Como era de esperar, el gobierno ruso condenó enérgicamente el ataque aéreo de EU, Francia y Reino Unido contra Siria como respuesta al uso de armas químicas por parte del régimen de Bashar al Assad.

En un comunicado difundido, el presidente Vladímir Putin reprobó  “en los términos más serios” la acción militar de las tres potencias occidentales. Para el presidente ruso el ataque es una clara “agresión que agrava la situación humanitaria en Siria, causa sufrimiento a los civiles, favorece a los terroristas (…) y provocará una nueva ola de refugiados”.

Putin además solicitó una reunión urgente del Consejo de Seguridad de la ONU para tratar el ataque contra Siria. Según él, los expertos rusos que visitaron la localidad de Duma, donde supuestamente tuvo lugar el ataque químico lanzado por las tropas de Assad, no hallaron rastros de cloro o cualquier sustancia prohibida. “Ni un solo vecino ha confirmado el ataque químico”, subrayó Putin, agregando que la respuesta de las potencias occidentales sin haber esperado los resultados de la investigación de la Organización para la Prohibición de las Armas Químicas (OPAQ) sienta un grave precedente internacional.

A pesar de que el ataque del viernes no afectó sus intereses en Siria, según informó el ministerio ruso de Defensa, el riesgo de una colisión directa entre Rusia y EU sigue latente.
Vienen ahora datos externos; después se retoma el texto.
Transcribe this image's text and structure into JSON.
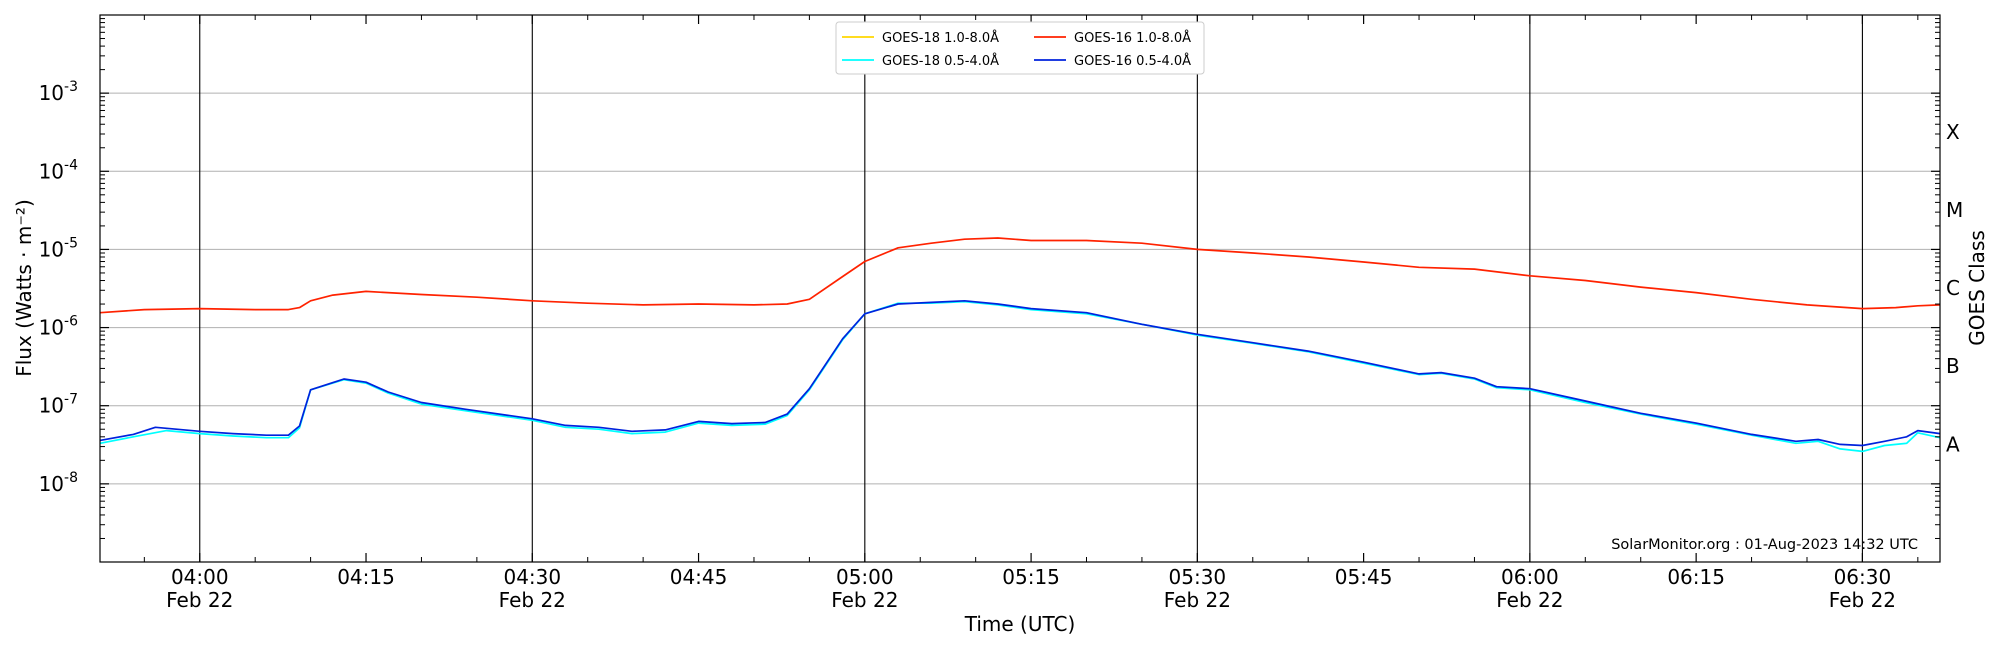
{
  "chart_data": {
    "type": "line",
    "xlabel": "Time (UTC)",
    "ylabel": "Flux (Watts · m⁻²)",
    "right_axis_label": "GOES Class",
    "credit": "SolarMonitor.org : 01-Aug-2023 14:32 UTC",
    "x_range": [
      "03:51",
      "06:37"
    ],
    "y_range": [
      1e-09,
      0.01
    ],
    "y_scale": "log",
    "grid": "horizontal at decades, vertical at half-hours",
    "legend_position": "top-center",
    "x_ticks": [
      {
        "time": "04:00",
        "date": "Feb 22",
        "major": true
      },
      {
        "time": "04:15",
        "date": "",
        "major": false
      },
      {
        "time": "04:30",
        "date": "Feb 22",
        "major": true
      },
      {
        "time": "04:45",
        "date": "",
        "major": false
      },
      {
        "time": "05:00",
        "date": "Feb 22",
        "major": true
      },
      {
        "time": "05:15",
        "date": "",
        "major": false
      },
      {
        "time": "05:30",
        "date": "Feb 22",
        "major": true
      },
      {
        "time": "05:45",
        "date": "",
        "major": false
      },
      {
        "time": "06:00",
        "date": "Feb 22",
        "major": true
      },
      {
        "time": "06:15",
        "date": "",
        "major": false
      },
      {
        "time": "06:30",
        "date": "Feb 22",
        "major": true
      }
    ],
    "y_ticks": [
      {
        "exp": "-3",
        "value": 0.001
      },
      {
        "exp": "-4",
        "value": 0.0001
      },
      {
        "exp": "-5",
        "value": 1e-05
      },
      {
        "exp": "-6",
        "value": 1e-06
      },
      {
        "exp": "-7",
        "value": 1e-07
      },
      {
        "exp": "-8",
        "value": 1e-08
      }
    ],
    "class_labels": [
      {
        "label": "X",
        "value": 0.00032
      },
      {
        "label": "M",
        "value": 3.2e-05
      },
      {
        "label": "C",
        "value": 3.2e-06
      },
      {
        "label": "B",
        "value": 3.2e-07
      },
      {
        "label": "A",
        "value": 3.2e-08
      }
    ],
    "legend": [
      {
        "label": "GOES-18 1.0-8.0Å",
        "series": 0
      },
      {
        "label": "GOES-18 0.5-4.0Å",
        "series": 1
      },
      {
        "label": "GOES-16 1.0-8.0Å",
        "series": 2
      },
      {
        "label": "GOES-16 0.5-4.0Å",
        "series": 3
      }
    ],
    "series": [
      {
        "name": "GOES-18 1.0-8.0Å",
        "color": "#ffd700",
        "points": []
      },
      {
        "name": "GOES-18 0.5-4.0Å",
        "color": "#00ffff",
        "points": [
          [
            "03:51",
            3.3e-08
          ],
          [
            "03:54",
            4e-08
          ],
          [
            "03:57",
            4.8e-08
          ],
          [
            "04:00",
            4.4e-08
          ],
          [
            "04:03",
            4.1e-08
          ],
          [
            "04:06",
            3.9e-08
          ],
          [
            "04:08",
            3.9e-08
          ],
          [
            "04:09",
            5.2e-08
          ],
          [
            "04:10",
            1.6e-07
          ],
          [
            "04:13",
            2.15e-07
          ],
          [
            "04:15",
            1.95e-07
          ],
          [
            "04:17",
            1.45e-07
          ],
          [
            "04:20",
            1.05e-07
          ],
          [
            "04:24",
            8.6e-08
          ],
          [
            "04:30",
            6.5e-08
          ],
          [
            "04:33",
            5.3e-08
          ],
          [
            "04:36",
            5e-08
          ],
          [
            "04:39",
            4.4e-08
          ],
          [
            "04:42",
            4.6e-08
          ],
          [
            "04:45",
            6e-08
          ],
          [
            "04:48",
            5.6e-08
          ],
          [
            "04:51",
            5.8e-08
          ],
          [
            "04:53",
            7.5e-08
          ],
          [
            "04:55",
            1.6e-07
          ],
          [
            "04:58",
            7e-07
          ],
          [
            "05:00",
            1.5e-06
          ],
          [
            "05:03",
            2.05e-06
          ],
          [
            "05:06",
            2.05e-06
          ],
          [
            "05:09",
            2.15e-06
          ],
          [
            "05:12",
            1.95e-06
          ],
          [
            "05:15",
            1.7e-06
          ],
          [
            "05:20",
            1.5e-06
          ],
          [
            "05:25",
            1.1e-06
          ],
          [
            "05:30",
            8e-07
          ],
          [
            "05:35",
            6.3e-07
          ],
          [
            "05:40",
            4.9e-07
          ],
          [
            "05:45",
            3.5e-07
          ],
          [
            "05:50",
            2.5e-07
          ],
          [
            "05:52",
            2.6e-07
          ],
          [
            "05:55",
            2.2e-07
          ],
          [
            "05:57",
            1.7e-07
          ],
          [
            "06:00",
            1.6e-07
          ],
          [
            "06:05",
            1.1e-07
          ],
          [
            "06:10",
            7.8e-08
          ],
          [
            "06:15",
            5.8e-08
          ],
          [
            "06:20",
            4.2e-08
          ],
          [
            "06:24",
            3.3e-08
          ],
          [
            "06:26",
            3.5e-08
          ],
          [
            "06:28",
            2.8e-08
          ],
          [
            "06:30",
            2.6e-08
          ],
          [
            "06:32",
            3.1e-08
          ],
          [
            "06:34",
            3.3e-08
          ],
          [
            "06:35",
            4.5e-08
          ],
          [
            "06:37",
            3.9e-08
          ]
        ]
      },
      {
        "name": "GOES-16 1.0-8.0Å",
        "color": "#ff2200",
        "points": [
          [
            "03:51",
            1.55e-06
          ],
          [
            "03:55",
            1.7e-06
          ],
          [
            "04:00",
            1.75e-06
          ],
          [
            "04:05",
            1.7e-06
          ],
          [
            "04:08",
            1.7e-06
          ],
          [
            "04:09",
            1.8e-06
          ],
          [
            "04:10",
            2.2e-06
          ],
          [
            "04:12",
            2.6e-06
          ],
          [
            "04:15",
            2.9e-06
          ],
          [
            "04:20",
            2.65e-06
          ],
          [
            "04:25",
            2.45e-06
          ],
          [
            "04:30",
            2.2e-06
          ],
          [
            "04:35",
            2.05e-06
          ],
          [
            "04:40",
            1.95e-06
          ],
          [
            "04:45",
            2e-06
          ],
          [
            "04:50",
            1.95e-06
          ],
          [
            "04:53",
            2e-06
          ],
          [
            "04:55",
            2.3e-06
          ],
          [
            "04:58",
            4.5e-06
          ],
          [
            "05:00",
            7e-06
          ],
          [
            "05:03",
            1.05e-05
          ],
          [
            "05:06",
            1.2e-05
          ],
          [
            "05:09",
            1.35e-05
          ],
          [
            "05:12",
            1.4e-05
          ],
          [
            "05:15",
            1.3e-05
          ],
          [
            "05:20",
            1.3e-05
          ],
          [
            "05:25",
            1.2e-05
          ],
          [
            "05:30",
            1e-05
          ],
          [
            "05:35",
            9e-06
          ],
          [
            "05:40",
            8e-06
          ],
          [
            "05:45",
            6.9e-06
          ],
          [
            "05:50",
            5.9e-06
          ],
          [
            "05:55",
            5.6e-06
          ],
          [
            "06:00",
            4.6e-06
          ],
          [
            "06:05",
            4e-06
          ],
          [
            "06:10",
            3.3e-06
          ],
          [
            "06:15",
            2.8e-06
          ],
          [
            "06:20",
            2.3e-06
          ],
          [
            "06:25",
            1.95e-06
          ],
          [
            "06:30",
            1.75e-06
          ],
          [
            "06:33",
            1.8e-06
          ],
          [
            "06:35",
            1.9e-06
          ],
          [
            "06:37",
            1.95e-06
          ]
        ]
      },
      {
        "name": "GOES-16 0.5-4.0Å",
        "color": "#0022dd",
        "points": [
          [
            "03:51",
            3.6e-08
          ],
          [
            "03:54",
            4.3e-08
          ],
          [
            "03:56",
            5.3e-08
          ],
          [
            "04:00",
            4.7e-08
          ],
          [
            "04:03",
            4.4e-08
          ],
          [
            "04:06",
            4.2e-08
          ],
          [
            "04:08",
            4.2e-08
          ],
          [
            "04:09",
            5.5e-08
          ],
          [
            "04:10",
            1.6e-07
          ],
          [
            "04:13",
            2.2e-07
          ],
          [
            "04:15",
            2e-07
          ],
          [
            "04:17",
            1.5e-07
          ],
          [
            "04:20",
            1.1e-07
          ],
          [
            "04:24",
            9e-08
          ],
          [
            "04:30",
            6.8e-08
          ],
          [
            "04:33",
            5.6e-08
          ],
          [
            "04:36",
            5.3e-08
          ],
          [
            "04:39",
            4.7e-08
          ],
          [
            "04:42",
            4.9e-08
          ],
          [
            "04:45",
            6.3e-08
          ],
          [
            "04:48",
            5.9e-08
          ],
          [
            "04:51",
            6.1e-08
          ],
          [
            "04:53",
            7.8e-08
          ],
          [
            "04:55",
            1.65e-07
          ],
          [
            "04:58",
            7.2e-07
          ],
          [
            "05:00",
            1.5e-06
          ],
          [
            "05:03",
            2e-06
          ],
          [
            "05:06",
            2.1e-06
          ],
          [
            "05:09",
            2.2e-06
          ],
          [
            "05:12",
            2e-06
          ],
          [
            "05:15",
            1.75e-06
          ],
          [
            "05:20",
            1.55e-06
          ],
          [
            "05:25",
            1.1e-06
          ],
          [
            "05:30",
            8.2e-07
          ],
          [
            "05:35",
            6.4e-07
          ],
          [
            "05:40",
            5e-07
          ],
          [
            "05:45",
            3.6e-07
          ],
          [
            "05:50",
            2.55e-07
          ],
          [
            "05:52",
            2.65e-07
          ],
          [
            "05:55",
            2.25e-07
          ],
          [
            "05:57",
            1.75e-07
          ],
          [
            "06:00",
            1.65e-07
          ],
          [
            "06:05",
            1.15e-07
          ],
          [
            "06:10",
            8e-08
          ],
          [
            "06:15",
            6e-08
          ],
          [
            "06:20",
            4.3e-08
          ],
          [
            "06:24",
            3.5e-08
          ],
          [
            "06:26",
            3.7e-08
          ],
          [
            "06:28",
            3.2e-08
          ],
          [
            "06:30",
            3.1e-08
          ],
          [
            "06:32",
            3.5e-08
          ],
          [
            "06:34",
            4e-08
          ],
          [
            "06:35",
            4.8e-08
          ],
          [
            "06:37",
            4.4e-08
          ]
        ]
      }
    ]
  }
}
El comunicado cobra vital importancia toda vez que varias figuras militares y diplomáticos rusos habían amenazado en los días previos con contraatacar en caso de que algún ciudadano ruso presente en Siria se viese afectado por los misiles de EU y sus aliados.

Si bien a Rusia no le conviene enfrentarse directamente al poderío militar de Estados Unidos y sus aliados justo ahora que su economía sufre los embates de las sanciones internacionales por la anexión de Crimea, la guerra de Ucrania y la interferencias en las elecciones estadounidenses, Putin sabe que su poder y su permanencia en el Kremlin depende en gran medida de la imagen de hombre fuerte que proyecta entre sus ciudadanos.